The Final Rule implements the following changes:

  • CMS will extrapolate RADV audit findings beginning with payment year (“PY”) 2018 and will not extrapolate RADV audit findings for PYs 2011 through 2017. This applies to both CMS RADV audits as well as Department of Health and Human Services Office of Inspector General (“OIG”) RADV audits.
  • CMS will not apply a Fee-For-Service (“FFS”) Adjuster in RADV audits.
  • MA organizations will be required to remit improper payments identified during RADV audits in a manner specified by CMS.

Despite its promise of transparency and certainty, CMS

  • Did not adopt any specific sampling or extrapolated audit methodology. Rather, CMS will rely on “any statistically valid method for sampling and extrapolation that is determined to be well-suited to a particular audit.”
  • Shifted its RADV approach to a more targeted, risk-based approach that incorporates unspecified risk factors, although CMS did suggest a focus area would be HCCs that are more likely to be in error based on prior RADV audits.

We analyze below each of the three key components of the Final Rule:


In confirming its use of extrapolation effective for PY 2018 RADV audits and with an eye towards potential future litigation, CMS defended its use of and its authority to use extrapolation and to retroactively apply extrapolation to past audits based on a number of sources, including case law, statutory and regulatory authority, and historical use.

  • Case Law: CMS argued that “courts have held that sampling and extrapolation are a valid method of calculating improper Medicare payments, so long as statistically valid methods are used.

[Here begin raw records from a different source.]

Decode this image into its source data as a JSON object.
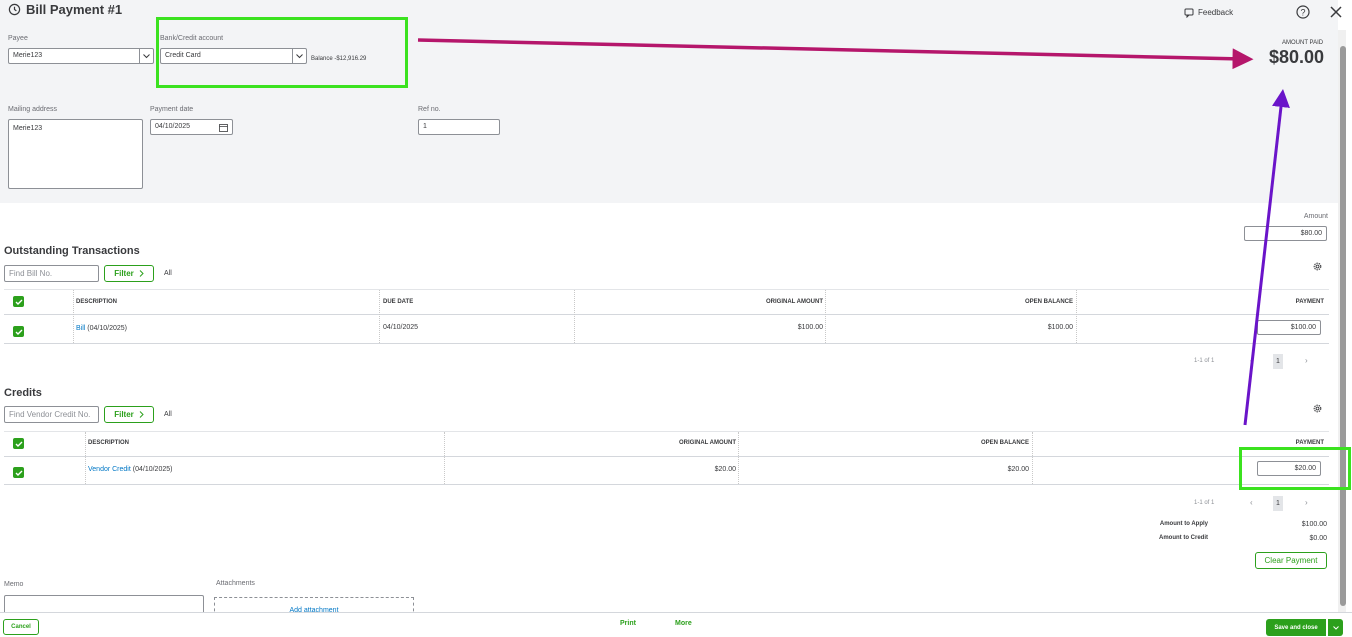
{
  "header": {
    "title": "Bill Payment #1",
    "feedback_label": "Feedback",
    "amount_paid_label": "AMOUNT PAID",
    "amount_paid_value": "$80.00"
  },
  "form": {
    "payee_label": "Payee",
    "payee_value": "Merie123",
    "bank_label": "Bank/Credit account",
    "bank_value": "Credit Card",
    "balance_text": "Balance -$12,916.29",
    "mailing_label": "Mailing address",
    "mailing_value": "Merie123",
    "payment_date_label": "Payment date",
    "payment_date_value": "04/10/2025",
    "ref_label": "Ref no.",
    "ref_value": "1",
    "amount_label": "Amount",
    "amount_value": "$80.00"
  },
  "outstanding": {
    "title": "Outstanding Transactions",
    "search_placeholder": "Find Bill No.",
    "filter_label": "Filter",
    "all_label": "All",
    "columns": [
      "DESCRIPTION",
      "DUE DATE",
      "ORIGINAL AMOUNT",
      "OPEN BALANCE",
      "PAYMENT"
    ],
    "rows": [
      {
        "desc_link": "Bill",
        "desc_rest": " (04/10/2025)",
        "due_date": "04/10/2025",
        "original": "$100.00",
        "open": "$100.00",
        "payment": "$100.00"
      }
    ],
    "pagination": "1-1 of 1",
    "page": "1"
  },
  "credits": {
    "title": "Credits",
    "search_placeholder": "Find Vendor Credit No.",
    "filter_label": "Filter",
    "all_label": "All",
    "columns": [
      "DESCRIPTION",
      "ORIGINAL AMOUNT",
      "OPEN BALANCE",
      "PAYMENT"
    ],
    "rows": [
      {
        "desc_link": "Vendor Credit",
        "desc_rest": " (04/10/2025)",
        "original": "$20.00",
        "open": "$20.00",
        "payment": "$20.00"
      }
    ],
    "pagination": "1-1 of 1",
    "page": "1"
  },
  "summary": {
    "apply_label": "Amount to Apply",
    "apply_value": "$100.00",
    "credit_label": "Amount to Credit",
    "credit_value": "$0.00",
    "clear_label": "Clear Payment"
  },
  "bottom": {
    "memo_label": "Memo",
    "attachments_label": "Attachments",
    "add_attachment": "Add attachment"
  },
  "footer": {
    "cancel": "Cancel",
    "print": "Print",
    "more": "More",
    "save": "Save and close"
  },
  "colors": {
    "green": "#2ca01c",
    "highlight_green": "#3be21f",
    "arrow_magenta": "#b5166b",
    "arrow_purple": "#6a14c9",
    "link": "#0077c5"
  }
}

See United States v. Lahey Clinic Hosp., Inc., 399 F.3d 1, 18 n.19 (1st Cir. 2005) (noting that “sampling of similar claims and extrapolation from the sample is a recognized method of proof” for the United States in an affirmative case seeking recovery under a common-law theory). See also Ratanasen v. California Dep’t of Health Servs., 11 F.3d 1467, 1469-71 (9th Cir. 1993) (collecting cases in which sampling and extrapolation have been approved in the Medicaid context, and “join[ing] other circuits in approving the use of sampling and extrapolation as part of audits in connection with Medicare and other similar programs”); Chaves Cnty. Home Health Serv. v. Sullivan, 931 F.2d 914, 917-23 (D.C. Cir. 1991).”
  • Statutory and Regulatory Authority: CMS cited its statutory authority to audit providers and recoup improper payments under the Medicare statute. Likewise CMS cited its fiduciary duty to protect taxpayer dollars from overpayments and its fiduciary responsibility to recover funds due to the Medicare Trust Funds.
  • Historical Use: CMS noted that sampling and extrapolation have been used to calculate improper payments in the Medicare Fee For Service context (Part A and Part B) for decades, with Medicare Administrative Contractors using it since 1972 and CMS formally approving the technique in 1986.

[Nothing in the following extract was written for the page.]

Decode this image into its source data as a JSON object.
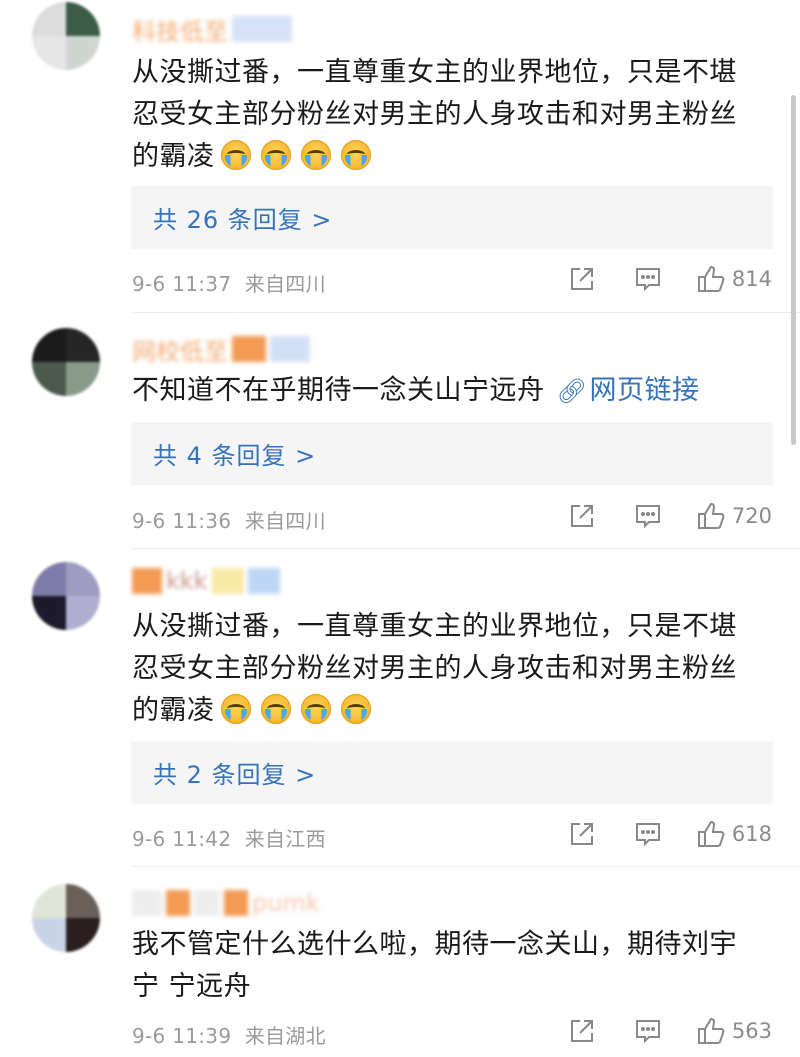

Acknowledging arguments that applying its sampling and extrapolation methodologies to past payment years constitutes retroactive rulemaking in violation of 42 U.S.C. § 1395hh(e)(1)(A), CMS claimed:

  • CMS’s policy does not impose any new requirements on MAOs that could be construed as retroactive because the substantive requirement of proper medical record documentation of all diagnoses submitted for payment remains unchanged, whether CMS calculates audit recoveries on an enrollee-by-enrollee basis or uses a statistically valid sample of enrollees to extrapolate.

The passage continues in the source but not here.